I too really appreciate the relationship I have with my LFS. Its nice to make some store credits trading on plants and fish, but this is my hobby. Its worth more to me to have a place to go that not only will support me but I support. Some times I will hang out at the LFS helping customer with questions. Some times I will give them plants instead of throwing them out. Other time we trade. I have built up a relationship that we never exchange money unless I buy a large quantity of fish. You have to under stand that the guy at the LFS has to make a living at this. As for me its a hobby so I help out when I can as long as its in reason. I would never stiff my LFS.

Hawk


----------



## Jane of Upton (Jul 28, 2005)

OK, first off, I'm totally on board with supporting my LFS. I'll often buy things that I know I could get for a few cents less at a big box store. But, one does need to support the independent stores, otherwise we might lose them, and then we'd only have ourselves to blame. 

But I think John's query was more about accepting the unintentional "bargain" or not. Personally, I say if your moral compass says to go back and pay the honest price, more power to you.... no matter who the retailer was. But, being somewhat biased, and knowing the pockets of a big chain are probably deeper than that of an independent LFS, (and living out in the boonies, where I'd spend more in gas going back than the money difference on the price)..... that said, I might put the difference somewhere else...... perhaps this is really weird thinking, but if the Universe decides to plunk a few bucks into my lap that aren't rightfully mine, and its bothering my conscience as it obviously bothered Johns, I'd either give it back, or turn a mistake into a fortunate turn of events. If it were me, with the big box store being a full 20 minute drive away each way, I'd re-direct the funds into something else. It was an honest mistake on their part, but I'd also have difficulty keeping the results. So put it into the Salvation Army's Bellringer's Kettle, or the local Library's books-for-kids donation can, etc. At least by turning it into something fortunate, I feel it would stop having any negative attachment. But, seeing as you had no intention of cheating them out of the price, there is nothing personally negative about your having received it, either. So, it is yours to do with as you see fit. You may decide that the eventual "negative" of the merchant's bottom line being affected warrants your returning the misplaced income. Or, you may turn it around to put it to use somewhere else. 

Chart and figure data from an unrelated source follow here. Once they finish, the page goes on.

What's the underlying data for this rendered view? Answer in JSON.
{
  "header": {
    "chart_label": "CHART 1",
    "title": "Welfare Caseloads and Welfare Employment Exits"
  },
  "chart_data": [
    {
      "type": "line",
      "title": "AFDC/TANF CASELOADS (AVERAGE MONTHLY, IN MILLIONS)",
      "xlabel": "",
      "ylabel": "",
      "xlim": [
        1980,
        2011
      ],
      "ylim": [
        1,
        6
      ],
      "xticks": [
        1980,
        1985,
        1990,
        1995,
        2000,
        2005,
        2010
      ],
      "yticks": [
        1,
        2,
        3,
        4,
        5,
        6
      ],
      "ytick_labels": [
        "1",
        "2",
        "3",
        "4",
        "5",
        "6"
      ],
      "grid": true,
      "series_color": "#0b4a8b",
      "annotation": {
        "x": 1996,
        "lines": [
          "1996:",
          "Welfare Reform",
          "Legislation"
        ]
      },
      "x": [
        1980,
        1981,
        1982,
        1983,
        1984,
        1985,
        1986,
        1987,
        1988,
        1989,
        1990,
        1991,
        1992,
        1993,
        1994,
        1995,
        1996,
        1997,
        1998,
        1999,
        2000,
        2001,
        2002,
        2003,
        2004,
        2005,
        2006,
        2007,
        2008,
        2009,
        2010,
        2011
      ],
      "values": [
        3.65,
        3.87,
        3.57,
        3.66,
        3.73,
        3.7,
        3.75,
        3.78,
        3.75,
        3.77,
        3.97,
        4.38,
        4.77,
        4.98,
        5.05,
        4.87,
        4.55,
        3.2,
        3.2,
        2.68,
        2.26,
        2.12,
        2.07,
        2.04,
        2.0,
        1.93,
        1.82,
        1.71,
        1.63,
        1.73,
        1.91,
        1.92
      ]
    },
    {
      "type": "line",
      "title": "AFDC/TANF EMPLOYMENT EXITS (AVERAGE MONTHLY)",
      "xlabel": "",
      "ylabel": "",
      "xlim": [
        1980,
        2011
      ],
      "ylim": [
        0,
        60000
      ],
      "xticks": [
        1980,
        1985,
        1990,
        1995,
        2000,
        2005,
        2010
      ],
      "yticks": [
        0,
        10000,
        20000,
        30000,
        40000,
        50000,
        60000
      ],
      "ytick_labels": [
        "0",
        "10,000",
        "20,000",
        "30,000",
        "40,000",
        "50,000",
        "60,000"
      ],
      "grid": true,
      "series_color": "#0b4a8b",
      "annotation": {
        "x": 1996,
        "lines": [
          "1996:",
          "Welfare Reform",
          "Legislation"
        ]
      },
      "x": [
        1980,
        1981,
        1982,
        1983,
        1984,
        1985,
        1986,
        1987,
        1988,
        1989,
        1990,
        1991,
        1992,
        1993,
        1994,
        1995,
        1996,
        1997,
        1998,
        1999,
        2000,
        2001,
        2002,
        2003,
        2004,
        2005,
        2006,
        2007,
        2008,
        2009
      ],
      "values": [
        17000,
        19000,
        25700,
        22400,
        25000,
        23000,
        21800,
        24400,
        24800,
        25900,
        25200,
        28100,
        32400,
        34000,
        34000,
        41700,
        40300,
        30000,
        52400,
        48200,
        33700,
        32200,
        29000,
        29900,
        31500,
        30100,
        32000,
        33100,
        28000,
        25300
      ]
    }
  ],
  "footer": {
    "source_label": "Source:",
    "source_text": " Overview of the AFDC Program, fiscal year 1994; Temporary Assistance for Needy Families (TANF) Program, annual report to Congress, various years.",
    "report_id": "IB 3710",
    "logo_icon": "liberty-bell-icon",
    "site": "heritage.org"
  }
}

The fact that you're thinking about this is the really important thing!

-Jane


Eh, gad.... I'll stop blabbering now. I think its starting to show that my BF is reading all sorts of Buddhist books lately, and keeps engaging me in these philosophical conversations. We spent nearly an hour discussing the nature of a chair, and why the definition, or nature of the chair was different than the physical components of the chair, yet that definition of the chair could not be achieved without referencing the parts that made up the chair. *SIGH*. Thank goodness for the tranquility of my aquariums!


----------



## Paul Higashikawa (Mar 18, 2004)

Well, if you think about it, who assigned a value to those creatures? They are living beings so that means they are priceless. Look again at the word. Price-less...take it apart it means 'no price', which means it's free!


----------



## John N. (Dec 11, 2005)

Wow such a variety of responses. I totally agree with support local fish stores, but the local ones in So.cal aren't very good and are at the level of Petsmart. But I'll be moving fairly soon...

I'm glad I went back and paid. It was good Karma. Just following along on the Eight Fold Path (nope, I'm not buddist, I studied it awhile back). So with my good karma, I just got a new job! Fresh out of college, 6 months of job searching (no job since last May), and offered over 50k! No more $10/hr for me (wage working on campus before I graduated). Time for real work...ah my first real job, scary. WOW, that's like $4000/month. I can spend it on higher grades of CRS!

-John N.


----------